In April, South Africa introduced new and better guidelines for the prevention of mother-to-child HIV transmission and the treatment of people co-infected with HIV and TB. More people are now accessing preventative and life-prolonging medicines. But more still needs to be done to reach those left out of the system.

Executive Director of the Global Fund to fight AIDS, TB and Malaria, Professor Michel Kazatchkine, urged South Africa to step up its efforts. Kazatchkine urged South Africa to remember the pleas made by the late child activist Nkosi Johnson and Constitutional Court Judge, Edwin Cameron as well as former president, Nelson Mandela, at the 13th International AIDS Conference in Durban in 2000, when they asked for a better response to HIV and AIDS, which is covered in MDG # 6.

“I remember Nkosi Johnson who spoke in the stadium at the opening ceremony and gave a face and a voice to children living with HIV. I remember Judge Edwin Cameron who urged us to, quote: ‘Make the future different’. And, of course, I remember vividly President Mandela who spoke passionately about the fact that something needs to be done, quote: ‘As a matter of greatest urgency’, said Kazatchkine.

“So, ten years later, let us not forget these words.

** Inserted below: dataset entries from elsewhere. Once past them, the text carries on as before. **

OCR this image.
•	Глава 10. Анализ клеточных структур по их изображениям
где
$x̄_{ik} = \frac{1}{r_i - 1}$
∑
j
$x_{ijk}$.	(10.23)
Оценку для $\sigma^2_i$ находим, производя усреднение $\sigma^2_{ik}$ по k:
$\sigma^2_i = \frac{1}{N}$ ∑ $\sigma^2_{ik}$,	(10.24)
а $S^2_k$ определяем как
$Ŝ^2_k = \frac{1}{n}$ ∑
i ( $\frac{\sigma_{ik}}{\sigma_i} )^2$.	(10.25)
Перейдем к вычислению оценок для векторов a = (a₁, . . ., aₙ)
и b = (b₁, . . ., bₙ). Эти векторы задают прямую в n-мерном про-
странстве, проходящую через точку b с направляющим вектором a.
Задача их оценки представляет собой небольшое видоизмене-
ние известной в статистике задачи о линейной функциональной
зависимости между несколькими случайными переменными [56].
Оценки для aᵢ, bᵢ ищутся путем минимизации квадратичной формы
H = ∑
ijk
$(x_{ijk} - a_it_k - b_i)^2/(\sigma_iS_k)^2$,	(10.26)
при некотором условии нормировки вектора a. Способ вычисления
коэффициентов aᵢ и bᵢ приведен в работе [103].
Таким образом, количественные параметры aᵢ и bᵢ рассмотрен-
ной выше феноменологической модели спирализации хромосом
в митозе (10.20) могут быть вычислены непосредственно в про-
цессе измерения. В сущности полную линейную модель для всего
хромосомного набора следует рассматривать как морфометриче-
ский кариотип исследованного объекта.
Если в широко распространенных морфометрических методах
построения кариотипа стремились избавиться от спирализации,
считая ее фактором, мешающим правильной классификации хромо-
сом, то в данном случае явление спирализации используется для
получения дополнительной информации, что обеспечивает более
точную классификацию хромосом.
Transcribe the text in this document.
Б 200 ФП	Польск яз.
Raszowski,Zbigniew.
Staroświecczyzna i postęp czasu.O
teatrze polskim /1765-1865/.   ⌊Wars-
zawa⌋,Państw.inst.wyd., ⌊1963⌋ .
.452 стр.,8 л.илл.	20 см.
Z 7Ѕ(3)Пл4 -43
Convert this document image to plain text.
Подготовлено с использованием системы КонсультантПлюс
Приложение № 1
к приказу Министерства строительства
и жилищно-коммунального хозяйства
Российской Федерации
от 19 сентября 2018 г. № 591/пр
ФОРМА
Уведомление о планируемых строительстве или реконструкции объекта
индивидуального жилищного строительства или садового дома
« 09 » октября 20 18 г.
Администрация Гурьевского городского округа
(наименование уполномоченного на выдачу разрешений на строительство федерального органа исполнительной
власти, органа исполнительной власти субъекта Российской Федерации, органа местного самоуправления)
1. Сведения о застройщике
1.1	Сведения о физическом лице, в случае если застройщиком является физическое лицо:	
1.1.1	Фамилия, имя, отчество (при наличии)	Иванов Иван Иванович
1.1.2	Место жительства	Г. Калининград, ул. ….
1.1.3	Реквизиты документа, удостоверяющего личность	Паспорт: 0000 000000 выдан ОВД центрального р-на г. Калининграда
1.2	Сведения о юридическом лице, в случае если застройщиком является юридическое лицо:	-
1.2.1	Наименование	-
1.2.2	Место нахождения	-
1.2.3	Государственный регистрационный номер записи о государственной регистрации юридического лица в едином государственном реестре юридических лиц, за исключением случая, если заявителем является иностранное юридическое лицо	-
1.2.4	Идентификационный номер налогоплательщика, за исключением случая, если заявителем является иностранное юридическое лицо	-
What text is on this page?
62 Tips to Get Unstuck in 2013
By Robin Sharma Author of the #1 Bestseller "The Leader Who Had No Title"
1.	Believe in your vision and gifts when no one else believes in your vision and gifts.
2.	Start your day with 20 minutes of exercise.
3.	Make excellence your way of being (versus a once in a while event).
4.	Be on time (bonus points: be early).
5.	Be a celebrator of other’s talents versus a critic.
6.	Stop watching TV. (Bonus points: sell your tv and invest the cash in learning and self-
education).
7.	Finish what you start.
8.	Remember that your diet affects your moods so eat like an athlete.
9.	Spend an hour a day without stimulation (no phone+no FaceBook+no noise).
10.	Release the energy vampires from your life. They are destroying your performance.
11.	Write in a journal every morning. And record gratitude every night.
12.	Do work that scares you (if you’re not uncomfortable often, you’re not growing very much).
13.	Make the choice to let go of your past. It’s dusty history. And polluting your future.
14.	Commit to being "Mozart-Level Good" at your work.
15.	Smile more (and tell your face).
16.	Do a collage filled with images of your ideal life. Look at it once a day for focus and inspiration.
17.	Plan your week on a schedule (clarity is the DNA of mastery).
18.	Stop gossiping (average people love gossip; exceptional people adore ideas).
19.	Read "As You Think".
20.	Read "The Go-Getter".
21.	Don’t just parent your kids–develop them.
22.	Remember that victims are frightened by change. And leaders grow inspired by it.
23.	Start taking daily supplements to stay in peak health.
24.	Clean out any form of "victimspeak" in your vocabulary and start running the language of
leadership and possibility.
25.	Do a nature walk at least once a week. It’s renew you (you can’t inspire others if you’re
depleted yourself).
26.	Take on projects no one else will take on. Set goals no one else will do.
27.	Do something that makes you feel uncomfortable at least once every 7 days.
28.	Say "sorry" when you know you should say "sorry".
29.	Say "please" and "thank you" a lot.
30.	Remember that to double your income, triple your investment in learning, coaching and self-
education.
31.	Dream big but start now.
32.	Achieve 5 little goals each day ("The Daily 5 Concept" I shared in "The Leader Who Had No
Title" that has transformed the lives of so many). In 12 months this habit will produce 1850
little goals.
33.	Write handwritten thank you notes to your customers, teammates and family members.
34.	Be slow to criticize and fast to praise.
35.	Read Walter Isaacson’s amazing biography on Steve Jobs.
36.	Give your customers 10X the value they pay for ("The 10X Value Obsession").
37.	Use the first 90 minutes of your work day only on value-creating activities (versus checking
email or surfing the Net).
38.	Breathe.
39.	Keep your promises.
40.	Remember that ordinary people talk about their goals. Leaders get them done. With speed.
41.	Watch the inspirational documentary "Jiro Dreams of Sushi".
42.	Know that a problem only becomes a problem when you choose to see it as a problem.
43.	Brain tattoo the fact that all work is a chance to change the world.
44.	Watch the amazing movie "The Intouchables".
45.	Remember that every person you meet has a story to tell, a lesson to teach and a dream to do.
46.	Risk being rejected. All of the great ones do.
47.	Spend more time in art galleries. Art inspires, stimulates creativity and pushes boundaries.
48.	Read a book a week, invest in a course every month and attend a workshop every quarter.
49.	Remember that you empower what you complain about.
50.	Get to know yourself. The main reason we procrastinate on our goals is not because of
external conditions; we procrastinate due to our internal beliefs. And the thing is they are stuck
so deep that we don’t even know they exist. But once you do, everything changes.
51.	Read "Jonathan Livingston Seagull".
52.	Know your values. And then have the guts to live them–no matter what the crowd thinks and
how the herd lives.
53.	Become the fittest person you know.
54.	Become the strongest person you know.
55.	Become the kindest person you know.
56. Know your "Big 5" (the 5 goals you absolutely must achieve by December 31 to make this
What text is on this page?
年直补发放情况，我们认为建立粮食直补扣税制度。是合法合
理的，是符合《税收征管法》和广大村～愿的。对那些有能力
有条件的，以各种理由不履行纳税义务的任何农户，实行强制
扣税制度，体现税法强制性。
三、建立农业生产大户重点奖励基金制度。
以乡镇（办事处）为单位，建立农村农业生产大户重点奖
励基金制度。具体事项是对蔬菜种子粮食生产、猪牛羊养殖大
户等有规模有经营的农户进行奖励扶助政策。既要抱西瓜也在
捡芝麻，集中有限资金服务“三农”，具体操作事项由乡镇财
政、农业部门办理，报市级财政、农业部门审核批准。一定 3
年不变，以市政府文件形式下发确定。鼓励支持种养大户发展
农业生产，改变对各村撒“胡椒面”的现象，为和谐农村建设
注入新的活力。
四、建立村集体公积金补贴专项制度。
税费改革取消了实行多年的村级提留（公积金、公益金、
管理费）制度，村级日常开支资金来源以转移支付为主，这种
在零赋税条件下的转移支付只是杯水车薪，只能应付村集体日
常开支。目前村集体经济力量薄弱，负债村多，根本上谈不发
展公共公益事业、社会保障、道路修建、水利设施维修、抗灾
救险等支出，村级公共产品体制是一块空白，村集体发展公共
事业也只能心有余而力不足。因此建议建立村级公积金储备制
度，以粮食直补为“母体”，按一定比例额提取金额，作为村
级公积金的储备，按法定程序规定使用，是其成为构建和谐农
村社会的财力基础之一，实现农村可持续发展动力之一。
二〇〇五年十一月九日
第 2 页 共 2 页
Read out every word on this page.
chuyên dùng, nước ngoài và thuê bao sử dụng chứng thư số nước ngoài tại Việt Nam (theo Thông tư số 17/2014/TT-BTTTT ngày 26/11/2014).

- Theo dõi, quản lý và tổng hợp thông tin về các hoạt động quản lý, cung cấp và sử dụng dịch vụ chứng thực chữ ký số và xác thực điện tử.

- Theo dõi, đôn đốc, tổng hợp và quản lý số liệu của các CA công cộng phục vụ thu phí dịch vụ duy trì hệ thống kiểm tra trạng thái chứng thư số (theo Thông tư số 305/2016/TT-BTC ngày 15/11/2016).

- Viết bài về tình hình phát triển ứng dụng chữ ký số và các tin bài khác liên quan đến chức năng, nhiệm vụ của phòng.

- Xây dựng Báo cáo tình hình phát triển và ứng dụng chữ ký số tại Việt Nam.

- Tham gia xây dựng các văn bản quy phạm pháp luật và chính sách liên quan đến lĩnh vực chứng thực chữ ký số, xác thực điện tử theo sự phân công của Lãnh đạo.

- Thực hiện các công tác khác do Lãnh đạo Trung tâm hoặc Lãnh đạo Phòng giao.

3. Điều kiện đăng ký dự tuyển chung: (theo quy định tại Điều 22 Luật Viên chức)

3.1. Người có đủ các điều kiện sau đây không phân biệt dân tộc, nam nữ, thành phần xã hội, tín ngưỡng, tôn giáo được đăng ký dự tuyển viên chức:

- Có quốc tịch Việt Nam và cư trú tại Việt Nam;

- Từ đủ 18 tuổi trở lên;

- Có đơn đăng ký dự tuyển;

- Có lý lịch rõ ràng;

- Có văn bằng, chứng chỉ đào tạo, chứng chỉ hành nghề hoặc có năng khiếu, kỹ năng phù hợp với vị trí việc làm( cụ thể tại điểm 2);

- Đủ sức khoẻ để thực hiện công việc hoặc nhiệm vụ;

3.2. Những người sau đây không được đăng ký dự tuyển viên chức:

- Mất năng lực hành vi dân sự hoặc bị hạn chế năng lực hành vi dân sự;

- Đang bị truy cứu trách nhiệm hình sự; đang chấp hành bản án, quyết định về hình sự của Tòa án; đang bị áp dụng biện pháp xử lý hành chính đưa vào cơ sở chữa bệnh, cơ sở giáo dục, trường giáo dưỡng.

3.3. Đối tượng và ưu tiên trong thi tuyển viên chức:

Let us not forget that only half of the patients in urgent need have access to life-saving treatment; that access to prevention measures remains too limited; and that human rights abuses against people living with HIV and most at risk groups of the population continue. Let us, therefore, also resolve to follow through on what Nkosi Johnson, Edwin Cameron and Nelson Mandela asked us to do”, he urged.

Together with AIDS, combating malaria forms the basis of the United Nations’ Millennium Development Goal # 6. In its response to Malaria, South Africa has partnered with eight countries in the southern African region to form E8 or Elimination 8. The eight countries have vowed that, at least, by 2020 they should have eliminated malaria from the SADC community. The road still to be traveled to achieving these goals is not too long. One of the key determinants for success is finance. There is concern that African governments will not attain these objectives as the global community is shrinking their aid to poor countries. Poor countries themselves are spending too little on their health programmes.